- Brundage hosting the Beat Convention at the College of Complexes in 1960
- Born: Myron Reed Brundage November 29, 1903 Blackfoot, Idaho
- Died: October 18, 1990 (aged 86) El Cerrito, California
- Occupations: Anarchist, political activist
- Years active: 1920s-1960s
- Known for: College of Complexes

= Slim Brundage =

Myron Reed "Slim" Brundage (November 29, 1903 – October 18, 1990) was the "founder and janitor" of the College of Complexes, a radical social center in Chicago during the 1950s. It was known as Chicago's Number One "beatnik bistro".

==Biography==
Slim Brundage was born at an insane asylum (a fact that he was proud of), where his mother worked, in Blackfoot, Idaho. His mother died when he was seven and his socialist journalist father placed him in an orphanage. His youth was troubled; he dropped out of grade school and ran away from home at age 14 to become a hobo. He changed his first name to Slim (given his body weight) and was educated at flophouses and boxcars across the country. Two years later, he became a member, and then organizer, of Industrial Workers of the World in Aberdeen, Washington. He thought the world would be better without bosses and politicians and was jailed for his protest activities.

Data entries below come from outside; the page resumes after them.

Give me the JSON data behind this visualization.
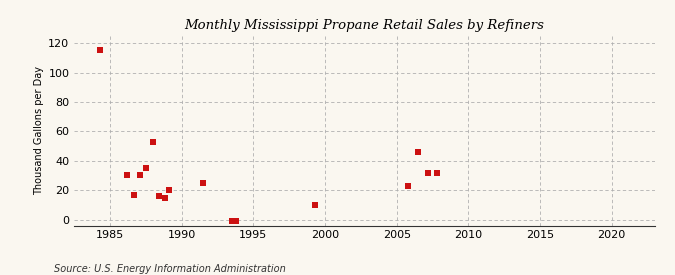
{
  "title": "Monthly Mississippi Propane Retail Sales by Refiners",
  "ylabel": "Thousand Gallons per Day",
  "source": "Source: U.S. Energy Information Administration",
  "background_color": "#faf7f0",
  "plot_bg_color": "#faf7f0",
  "scatter_color": "#cc1111",
  "xlim": [
    1982.5,
    2023
  ],
  "ylim": [
    -4,
    125
  ],
  "xticks": [
    1985,
    1990,
    1995,
    2000,
    2005,
    2010,
    2015,
    2020
  ],
  "yticks": [
    0,
    20,
    40,
    60,
    80,
    100,
    120
  ],
  "data_x": [
    1984.3,
    1986.2,
    1986.7,
    1987.1,
    1987.5,
    1988.0,
    1988.4,
    1988.8,
    1989.1,
    1991.5,
    1993.5,
    1993.8,
    1999.3,
    2005.8,
    2006.5,
    2007.2,
    2007.8
  ],
  "data_y": [
    115,
    30,
    17,
    30,
    35,
    53,
    16,
    15,
    20,
    25,
    -1,
    -1,
    10,
    23,
    46,
    32,
    32
  ]
}
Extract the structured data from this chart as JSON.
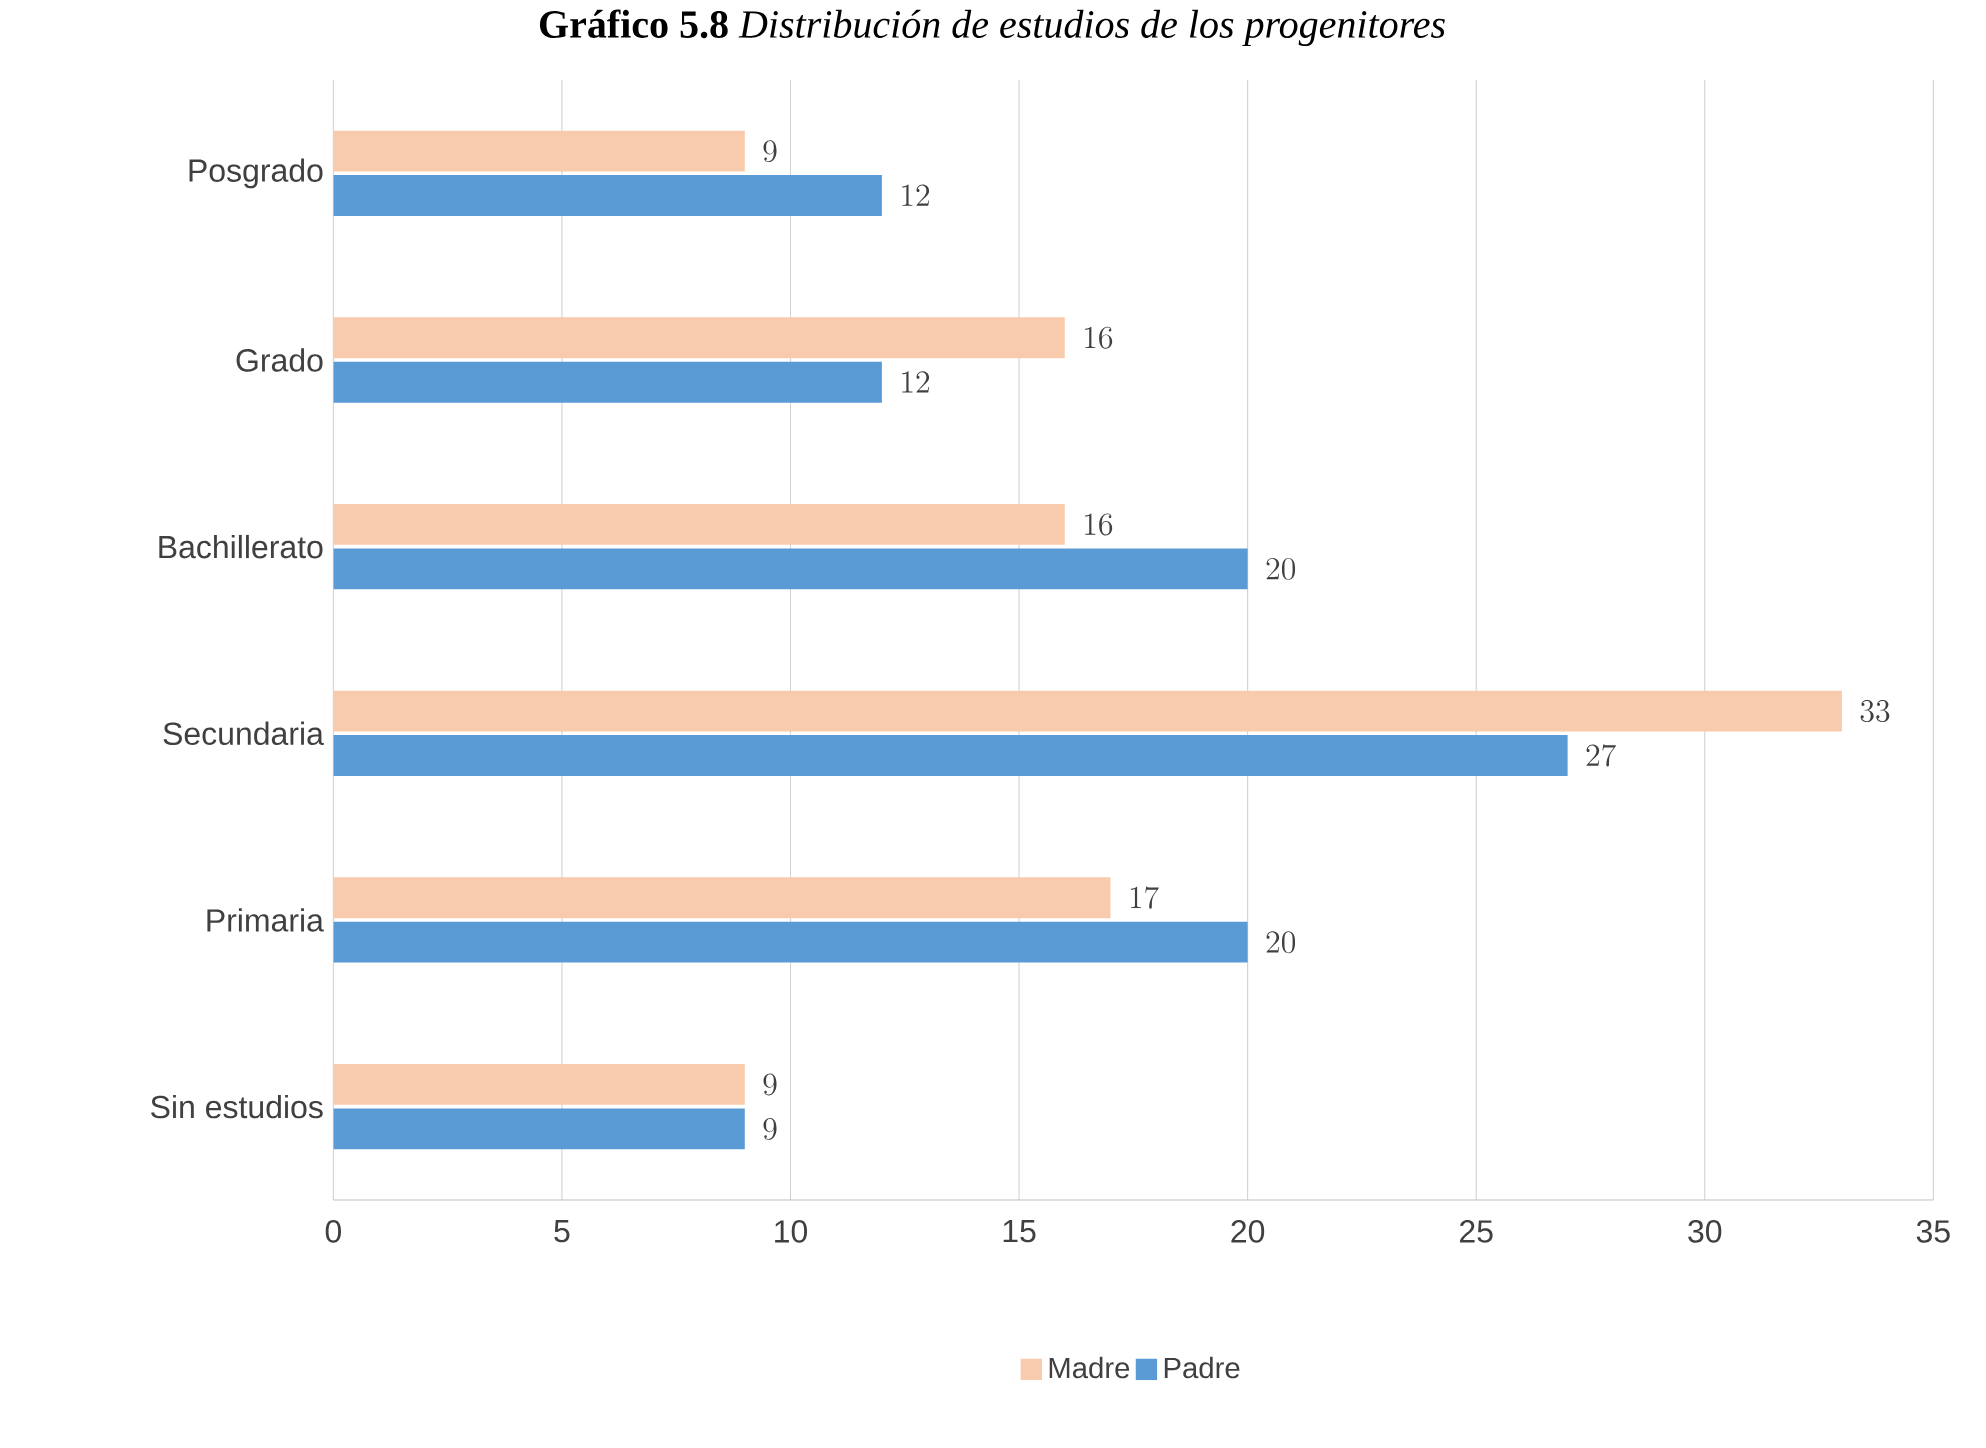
{
  "chart_data": {
    "type": "bar",
    "orientation": "horizontal",
    "title": "**Gráfico 5.8** *Distribución de estudios de los progenitores*",
    "categories": [
      "Posgrado",
      "Grado",
      "Bachillerato",
      "Secundaria",
      "Primaria",
      "Sin estudios"
    ],
    "series": [
      {
        "name": "Madre",
        "color": "#f8cbad",
        "values": [
          9,
          16,
          16,
          33,
          17,
          9
        ]
      },
      {
        "name": "Padre",
        "color": "#5b9bd5",
        "values": [
          12,
          12,
          20,
          27,
          20,
          9
        ]
      }
    ],
    "xlim": [
      0,
      35
    ],
    "xticks": [
      0,
      5,
      10,
      15,
      20,
      25,
      30,
      35
    ],
    "grid": "x",
    "legend": "bottom",
    "data_labels": true
  }
}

In 1922, he settled in Chicago where he frequented forums on free speech; at the time, there were about 20 to 30 organizations. He worked as a bouncer and janitor of the Dil Pickle Club and later founded his own club, College of Complexes, in 1933 but closed after three months. Three years later, he became the director of the Hobo College. He reopened College of Complexes in 1951 with a $6,000 workman's pension. In the 1950s, author James T. Farrell was one of the speakers before moving to New York City. The organization moved locations through the 1950s into the 1960s and the Chicago Police Department's Red Squad unit visited them several times because of College of Complexes's anti-Cold War stance. In 1960, the shop hosted a Beat Convention to nominate a Beat Party candidate for President of the United States. Brundage ran for the nomination himself and, though he provided a place to sleep and free food for beatniks from out of town, he did not succeed. He shut down the organization in 1961, retired to Guadalajara in 1975, and later moved to Southern California in 1980s.

Brundage was also a writer and poet closely associated with the Beats. 'little theater' playwright/actor, president emeritus of the Hobo College in the 1930s, housepainter, humorist, and chief architect of the scandalous Beatnik Party during the 1960 elections. He called himself "The Janitor" because of his blue-collar background.

In 1997, Franklin Rosemont edited a collection entitled From Bughouse Square to the Beat Generation: Selected Ravings of Slim Brundage - Founder & Janitor of the College of Complexes, published by the Charles H. Kerr Publishing Company as part of its Bughouse Square Series.

He was married to artist Margaret Brundage (née Johnson) from 1927 to 1939, and Katarine C. Wood from 1940. At age 86, in 1990, he died from a brain hemorrhage in El Cerrito, California, while attending a senior citizens' bingo party. He was buried at German Waldheim Cemetery.